La conversation avait ce caractère particulier de n'être pas véritablement un échange de pensées. Lazare Schneider provoquait des confidences de la part de ces jeunes gens et parlait peu de lui-même.

Après le dessert, il y eut un moment de silence ; la figure de Schneider s'était assombrie ; il songeait qu'il y avait quarante ans à pareille époque qu'il s'était assis pour la dernière fois à la table de son père, et il évoquait en lui-même le souvenir de la discussion qui avait amené son départ. Alors, se tournant vers ses hôtes, il leur demanda de bien vouloir dire les Grâces, et il offrit cet honneur à Jules Bernard qui s'excusa, alléguant son insuffisance. Cependant on le vit essayer de rassembler ses souvenirs ; il fit entendre quelques lambeaux de phrases estropiées, mais dut renoncer à continuer. Du reste, c'était là une coutume très surannée, dit-il, dont l'intérêt lui avait toujours échappé.

Louis Simon accepta de prier à sa place.
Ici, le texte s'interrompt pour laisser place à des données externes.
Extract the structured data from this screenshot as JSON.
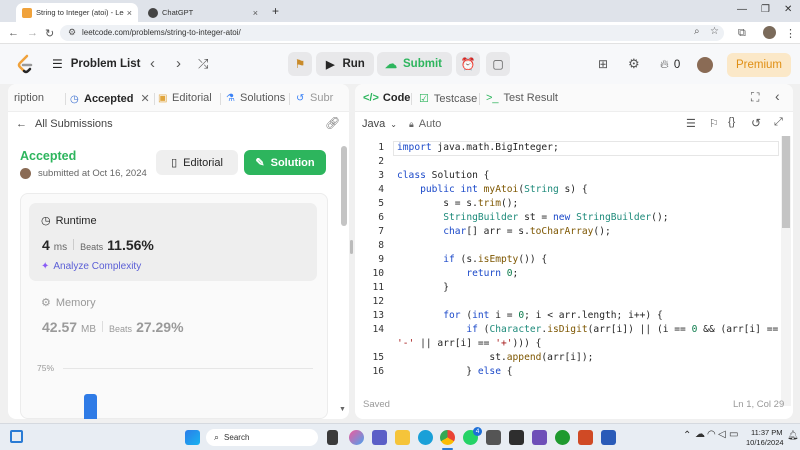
{
  "browser": {
    "tabs": [
      {
        "title": "String to Integer (atoi) - LeetCo",
        "active": true
      },
      {
        "title": "ChatGPT",
        "active": false
      }
    ],
    "new_tab": "+",
    "url": "leetcode.com/problems/string-to-integer-atoi/"
  },
  "topbar": {
    "problem_list": "Problem List",
    "run": "Run",
    "submit": "Submit",
    "fire_count": "0",
    "premium": "Premium"
  },
  "left_panel": {
    "tabs": [
      "ription",
      "Accepted",
      "Editorial",
      "Solutions",
      "Subr"
    ],
    "all_submissions": "All Submissions",
    "status": "Accepted",
    "submitted_at": "submitted at Oct 16, 2024",
    "editorial_btn": "Editorial",
    "solution_btn": "Solution",
    "runtime": {
      "label": "Runtime",
      "value": "4",
      "unit": "ms",
      "beats_label": "Beats",
      "beats_value": "11.56%"
    },
    "analyze": "Analyze Complexity",
    "memory": {
      "label": "Memory",
      "value": "42.57",
      "unit": "MB",
      "beats_label": "Beats",
      "beats_value": "27.29%"
    },
    "chart_tick": "75%"
  },
  "right_panel": {
    "tabs": [
      "Code",
      "Testcase",
      "Test Result"
    ],
    "language": "Java",
    "mode": "Auto",
    "status_saved": "Saved",
    "cursor_pos": "Ln 1, Col 29",
    "lines": [
      {
        "n": "1",
        "code": "import java.math.BigInteger;"
      },
      {
        "n": "2",
        "code": ""
      },
      {
        "n": "3",
        "code": "class Solution {"
      },
      {
        "n": "4",
        "code": "    public int myAtoi(String s) {"
      },
      {
        "n": "5",
        "code": "        s = s.trim();"
      },
      {
        "n": "6",
        "code": "        StringBuilder st = new StringBuilder();"
      },
      {
        "n": "7",
        "code": "        char[] arr = s.toCharArray();"
      },
      {
        "n": "8",
        "code": ""
      },
      {
        "n": "9",
        "code": "        if (s.isEmpty()) {"
      },
      {
        "n": "10",
        "code": "            return 0;"
      },
      {
        "n": "11",
        "code": "        }"
      },
      {
        "n": "12",
        "code": ""
      },
      {
        "n": "13",
        "code": "        for (int i = 0; i < arr.length; i++) {"
      },
      {
        "n": "14",
        "code": "            if (Character.isDigit(arr[i]) || (i == 0 && (arr[i] =="
      },
      {
        "n": "",
        "code": "'-' || arr[i] == '+'))) {"
      },
      {
        "n": "15",
        "code": "                st.append(arr[i]);"
      },
      {
        "n": "16",
        "code": "            } else {"
      }
    ]
  },
  "taskbar": {
    "search": "Search",
    "time": "11:37 PM",
    "date": "10/16/2024",
    "notification_badge": "4"
  },
  "colors": {
    "accepted": "#2db55d",
    "premium_text": "#e08f14",
    "keyword": "#1b49c9"
  }
}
Élevé pieusement par des parents pauvres restés en Europe et auxquels il envoyait presque tout ce qu'il gagnait, religieusement attaché à ses souvenirs d'enfance, il se croyait, pendant qu'il chantait sur le ton traditionnel les bénédictions consacrées, transporté au milieu des siens. Sa voix tremblait d'une émotion contenue pendant que se déroulaient les actions de grâces. Lazare Schneider avait écouté avec attendrissement ; son visage s'était comme détendu, on eût dit qu'il s'était transfiguré en entendant ces prières qui n'avaient plus frappé ses oreilles depuis quarante ans ; ses yeux étaient humides de larmes. A peine Louis Simon avait-il prononcé la bénédiction finale sur le vin, que le vieillard se leva de sa place, alla vers le jeune homme, et le prenant dans ses bras : "Restez fidèle à vos souvenirs et à vos traditions, lui dit-il ; continuez à pratiquer le précepte mosaïque et à honorer vos parents ; c'est la meilleure façon de vous assurer le bonheur pour votre vie entière."

Quelques semaines plus tard, on apprenait à Chicago que Louis Simon succédait à Lazare Schneider.